Californians casting ballots Tuesday face a familiar wait. Polls close at 8 p.m., but don't expect decisive results by midnight. The state's deliberate counting process and massive mail ballot volume mean major races could remain uncalled for days.
California has transformed how it votes over the past decade. Mail ballots now dominate the turnout model, allowing voters weeks to return their ballots rather than appearing in person on Election Day. This shift expanded access but created a counting lag that extends well past poll closure.
The state's meticulous approach to vote tabulation compounds the delay. Election officials must verify signatures on mail ballots, process duplicates, and review provisional ballots before results move toward finality. Each step, while designed to ensure accuracy, adds time to the count.

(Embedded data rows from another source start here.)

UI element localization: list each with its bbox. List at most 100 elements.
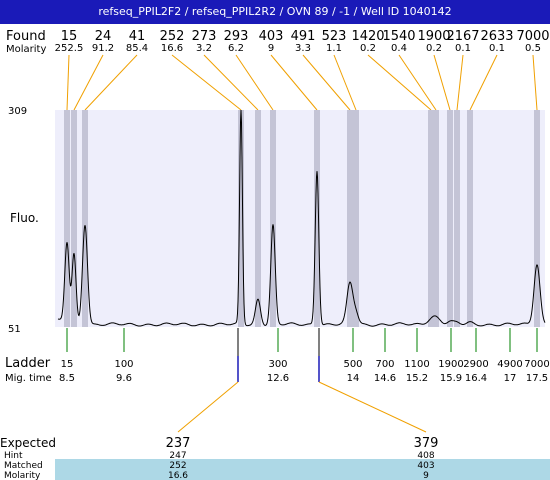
peak-band — [314, 110, 320, 327]
ladder-time: 12.6 — [267, 373, 289, 384]
peak-connector — [456, 54, 464, 111]
plot-area — [55, 110, 545, 327]
molarity-label: Molarity — [6, 44, 46, 55]
ladder-size: 1900 — [438, 359, 463, 370]
found-molarity: 6.2 — [228, 43, 244, 54]
ladder-time: 15.2 — [406, 373, 428, 384]
found-size: 1900 — [417, 29, 450, 44]
peak-band — [238, 110, 244, 327]
expected-connectors — [177, 328, 427, 433]
found-molarity: 3.2 — [196, 43, 212, 54]
found-molarity: 16.6 — [161, 43, 183, 54]
ladder-size: 300 — [268, 359, 287, 370]
peak-band — [353, 110, 359, 327]
found-size: 252 — [160, 29, 185, 44]
hint-size: 247 — [169, 451, 186, 461]
ladder-size: 1100 — [404, 359, 429, 370]
ladder-time: 14 — [347, 373, 360, 384]
found-molarity: 0.2 — [360, 43, 376, 54]
peak-band — [255, 110, 261, 327]
peak-connector — [66, 54, 70, 111]
matched-label: Matched — [4, 461, 43, 471]
expected-connector — [318, 381, 427, 433]
found-size: 7000 — [516, 29, 549, 44]
expected-size: 379 — [414, 436, 439, 451]
hint-label: Hint — [4, 451, 23, 461]
found-size: 523 — [322, 29, 347, 44]
peak-band — [347, 110, 353, 327]
ladder-time: 14.6 — [374, 373, 396, 384]
bottom-molarity-label: Molarity — [4, 471, 41, 480]
peak-connector — [84, 54, 138, 111]
ladder-size: 15 — [61, 359, 74, 370]
peak-band — [82, 110, 88, 327]
found-size: 24 — [95, 29, 112, 44]
peak-band — [467, 110, 473, 327]
found-molarity: 0.5 — [525, 43, 541, 54]
peak-connector — [333, 54, 357, 111]
mig-time-label: Mig. time — [5, 373, 52, 384]
ladder-time: 17.5 — [526, 373, 548, 384]
found-size: 293 — [224, 29, 249, 44]
found-size: 2633 — [480, 29, 513, 44]
peak-connectors — [66, 54, 538, 111]
expected-size: 237 — [166, 436, 191, 451]
y-max-label: 309 — [8, 106, 27, 117]
title-bar: refseq_PPIL2F2 / refseq_PPIL2R2 / OVN 89… — [0, 0, 550, 24]
peak-connector — [532, 54, 538, 111]
ladder-time: 9.6 — [116, 373, 132, 384]
found-size: 41 — [129, 29, 146, 44]
found-size: 2167 — [446, 29, 479, 44]
peak-band — [534, 110, 540, 327]
found-size: 403 — [259, 29, 284, 44]
found-molarity: 85.4 — [126, 43, 148, 54]
ladder-time: 16.4 — [465, 373, 487, 384]
matched-size: 252 — [169, 461, 186, 471]
peak-connector — [398, 54, 437, 111]
ladder-time: 8.5 — [59, 373, 75, 384]
ladder-row: 15 8.5 100 9.6 300 12.6 500 14 700 14.6 1100 15.2 19… — [59, 359, 550, 384]
peak-band — [64, 110, 70, 327]
ladder-size: 100 — [114, 359, 133, 370]
peak-connector — [367, 54, 432, 111]
found-molarity: 9 — [268, 43, 274, 54]
found-molarity: 0.2 — [426, 43, 442, 54]
found-molarity: 0.1 — [455, 43, 471, 54]
found-size: 15 — [61, 29, 78, 44]
found-label: Found — [6, 29, 46, 44]
peak-connector — [433, 54, 451, 111]
ladder-ticks — [66, 328, 538, 352]
ladder-size: 500 — [343, 359, 362, 370]
ladder-time: 17 — [504, 373, 517, 384]
y-min-label: 51 — [8, 324, 21, 335]
peak-connector — [171, 54, 242, 111]
matched-molarity: 16.6 — [168, 471, 188, 480]
found-molarity: 0.4 — [391, 43, 407, 54]
found-size: 1420 — [351, 29, 384, 44]
peak-connector — [203, 54, 259, 111]
matched-molarity: 9 — [423, 471, 429, 480]
fluo-axis-label: Fluo. — [10, 211, 39, 225]
peak-band — [454, 110, 460, 327]
peak-connector — [270, 54, 318, 111]
found-molarity: 91.2 — [92, 43, 114, 54]
ladder-size: 2900 — [463, 359, 488, 370]
peak-bands — [64, 110, 540, 327]
matched-size: 403 — [417, 461, 434, 471]
found-size: 1540 — [382, 29, 415, 44]
peak-band — [270, 110, 276, 327]
peak-band — [433, 110, 439, 327]
found-size: 273 — [192, 29, 217, 44]
expected-label: Expected — [0, 436, 56, 450]
found-molarity: 252.5 — [55, 43, 84, 54]
peak-band — [447, 110, 453, 327]
ladder-time: 15.9 — [440, 373, 462, 384]
found-size: 491 — [291, 29, 316, 44]
peak-connector — [73, 54, 104, 111]
matched-highlight — [55, 459, 550, 480]
peak-band — [71, 110, 77, 327]
ladder-label: Ladder — [5, 356, 51, 371]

Early returns will trickle in Election Night as in-person votes get counted first. But the volume of mail ballots still arriving on election day or already sitting in county election offices means the bulk of votes won't be tallied immediately. Some counties receive ballots postmarked by Election Day through Friday, further extending the timeline.
Races that appear close or competitive may languish in uncertainty even longer as counties conduct recounts and resolve voter discrepancies. Statewide contests sometimes take a week or more to reach a point where networks feel confident calling winners.
California officials have stressed the accuracy of their system repeatedly, noting that the deliberate pace prevents errors and fraud. For voters accustomed to quick results from smaller states, the wait can feel frustrating. But state election administrators maintain that getting it right matters more than getting it fast.
Author Sarah Mitchell: "California's mail ballot system gives voters flexibility, but it's making election night feel like election week, and that's a feature, not a bug."